A los nueve años le hice a mi madre las famosas preguntas sobre la vida y la muerte. Ella trató de eludirme, pero fui insistente. Finalmente me confesó que la vida tenía un límite, que todos moriríamos tarde o temprano, no me lo dijo así exactamente, pero para mí la respuesta tuvo las consecuencias de una bomba molotov. Muchas noches pasé casi sin poder dormir, lloré mucho y me deprimí. Creo que todos pasamos por esa experiencia traumática, para algunos más que para otros, pero nadie pudo escapar de sus efectos.
Pasaron los años y ese tema, con la correspondiente preocupación, jamás me abandonó. Siempre me preguntaba, ¿cómo se había creado el mundo y hacia dónde nos dirigíamos?... Dios, la eternidad, ¿realmente existían?

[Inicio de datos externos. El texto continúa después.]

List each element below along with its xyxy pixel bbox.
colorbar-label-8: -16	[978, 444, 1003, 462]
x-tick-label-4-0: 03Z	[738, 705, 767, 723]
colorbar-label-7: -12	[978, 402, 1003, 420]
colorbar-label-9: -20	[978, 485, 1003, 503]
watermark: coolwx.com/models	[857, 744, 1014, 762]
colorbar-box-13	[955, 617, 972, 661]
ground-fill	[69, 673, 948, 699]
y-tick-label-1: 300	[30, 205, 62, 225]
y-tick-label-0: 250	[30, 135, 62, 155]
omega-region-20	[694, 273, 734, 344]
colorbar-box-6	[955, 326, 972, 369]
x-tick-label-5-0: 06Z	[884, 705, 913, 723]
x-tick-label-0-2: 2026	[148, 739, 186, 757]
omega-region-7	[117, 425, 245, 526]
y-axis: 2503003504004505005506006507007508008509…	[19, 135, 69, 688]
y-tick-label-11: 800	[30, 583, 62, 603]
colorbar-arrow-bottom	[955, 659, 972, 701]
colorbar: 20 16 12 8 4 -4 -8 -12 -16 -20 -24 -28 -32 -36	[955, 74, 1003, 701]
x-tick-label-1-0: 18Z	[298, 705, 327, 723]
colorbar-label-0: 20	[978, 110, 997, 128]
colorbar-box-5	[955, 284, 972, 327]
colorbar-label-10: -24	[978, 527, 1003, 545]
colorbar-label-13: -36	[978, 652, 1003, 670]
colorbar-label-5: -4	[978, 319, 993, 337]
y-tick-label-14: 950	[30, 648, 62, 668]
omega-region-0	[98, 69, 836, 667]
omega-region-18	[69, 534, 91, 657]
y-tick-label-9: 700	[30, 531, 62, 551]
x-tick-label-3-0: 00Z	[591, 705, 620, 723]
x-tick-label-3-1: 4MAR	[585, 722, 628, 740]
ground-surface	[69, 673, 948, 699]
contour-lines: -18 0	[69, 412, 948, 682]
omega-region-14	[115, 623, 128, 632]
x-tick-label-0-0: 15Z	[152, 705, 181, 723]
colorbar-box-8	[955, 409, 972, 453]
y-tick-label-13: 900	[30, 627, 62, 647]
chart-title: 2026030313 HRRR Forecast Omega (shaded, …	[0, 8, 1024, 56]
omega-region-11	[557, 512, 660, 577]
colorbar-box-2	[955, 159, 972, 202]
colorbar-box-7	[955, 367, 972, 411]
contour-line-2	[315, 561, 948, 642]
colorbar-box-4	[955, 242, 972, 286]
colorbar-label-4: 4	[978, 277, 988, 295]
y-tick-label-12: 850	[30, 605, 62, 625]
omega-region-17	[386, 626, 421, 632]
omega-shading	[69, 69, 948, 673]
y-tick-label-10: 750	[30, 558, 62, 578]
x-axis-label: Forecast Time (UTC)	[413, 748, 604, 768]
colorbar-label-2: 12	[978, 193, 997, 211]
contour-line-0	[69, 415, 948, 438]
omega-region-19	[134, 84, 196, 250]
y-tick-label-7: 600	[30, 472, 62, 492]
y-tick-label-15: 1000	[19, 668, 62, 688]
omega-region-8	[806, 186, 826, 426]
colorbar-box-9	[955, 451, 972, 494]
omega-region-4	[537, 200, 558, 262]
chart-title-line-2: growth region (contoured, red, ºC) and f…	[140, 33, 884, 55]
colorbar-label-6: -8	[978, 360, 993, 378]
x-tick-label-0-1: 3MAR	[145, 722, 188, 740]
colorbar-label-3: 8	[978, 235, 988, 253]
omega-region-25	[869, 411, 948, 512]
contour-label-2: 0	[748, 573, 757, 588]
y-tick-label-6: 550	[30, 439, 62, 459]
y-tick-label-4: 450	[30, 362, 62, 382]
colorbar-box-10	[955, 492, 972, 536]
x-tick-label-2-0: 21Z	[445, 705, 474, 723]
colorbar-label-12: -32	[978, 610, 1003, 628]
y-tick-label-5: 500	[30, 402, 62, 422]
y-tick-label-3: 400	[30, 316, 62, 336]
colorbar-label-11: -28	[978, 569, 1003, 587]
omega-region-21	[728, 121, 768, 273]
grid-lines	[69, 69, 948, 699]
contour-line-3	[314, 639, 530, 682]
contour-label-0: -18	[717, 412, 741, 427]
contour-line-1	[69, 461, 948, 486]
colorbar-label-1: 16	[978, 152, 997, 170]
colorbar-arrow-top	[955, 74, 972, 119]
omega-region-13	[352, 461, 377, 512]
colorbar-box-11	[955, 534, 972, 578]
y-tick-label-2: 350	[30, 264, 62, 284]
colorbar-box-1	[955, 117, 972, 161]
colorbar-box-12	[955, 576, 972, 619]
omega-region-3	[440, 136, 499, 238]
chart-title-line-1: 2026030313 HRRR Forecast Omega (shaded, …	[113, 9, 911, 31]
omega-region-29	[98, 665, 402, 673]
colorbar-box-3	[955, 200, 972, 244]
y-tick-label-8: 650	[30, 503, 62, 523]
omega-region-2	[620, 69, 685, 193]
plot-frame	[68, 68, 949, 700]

Un día, al entrar a la adolescencia, me prestaron un libro y leí algo que puso en orden muchas ideas que estaban ensortijadas en mi mente.
Decía así: “Un ateo le dijo cierta vez a William Paley que no había Dios, y desafió al rector inglés a confutar este aserto. Paley extrajo su reloj del bolsillo, abrió la tapa y mostró la maquinaria al incrédulo, al tiempo que le decía: “Si yo dijera que todos estos escapes, ruedecillas y resortes se han hecho, se han acomodado con la disposición que guardan, y se han echado a andar, todo por su propia cuenta, ¿no dudaría usted de mi inteligencia? Pues mire usted las estrellas. Todas tienen su ruta y sus movimientos perfectamente determinados. La Tierra, los planetas alrededor del Sol y todo el sistema en perfecta coordinación. Se trasladan a más de un millón de kilómetros por día, sin embargo, no hay choques, no hay desorden, no hay confusión. Todo funciona bien, todo es gobernado. ¿Es más fácil creer que todo esto se hizo solo, o que lo hizo alguien?”
Entonces lo comprendí perfectamente y decidí el rumbo que tomaría. Esa decisión me trajo mucha paz. Este no es un tema más, es EL TEMA, después de todo, la vida entera gira en torno a estas preguntas y respuestas, ¿no es así?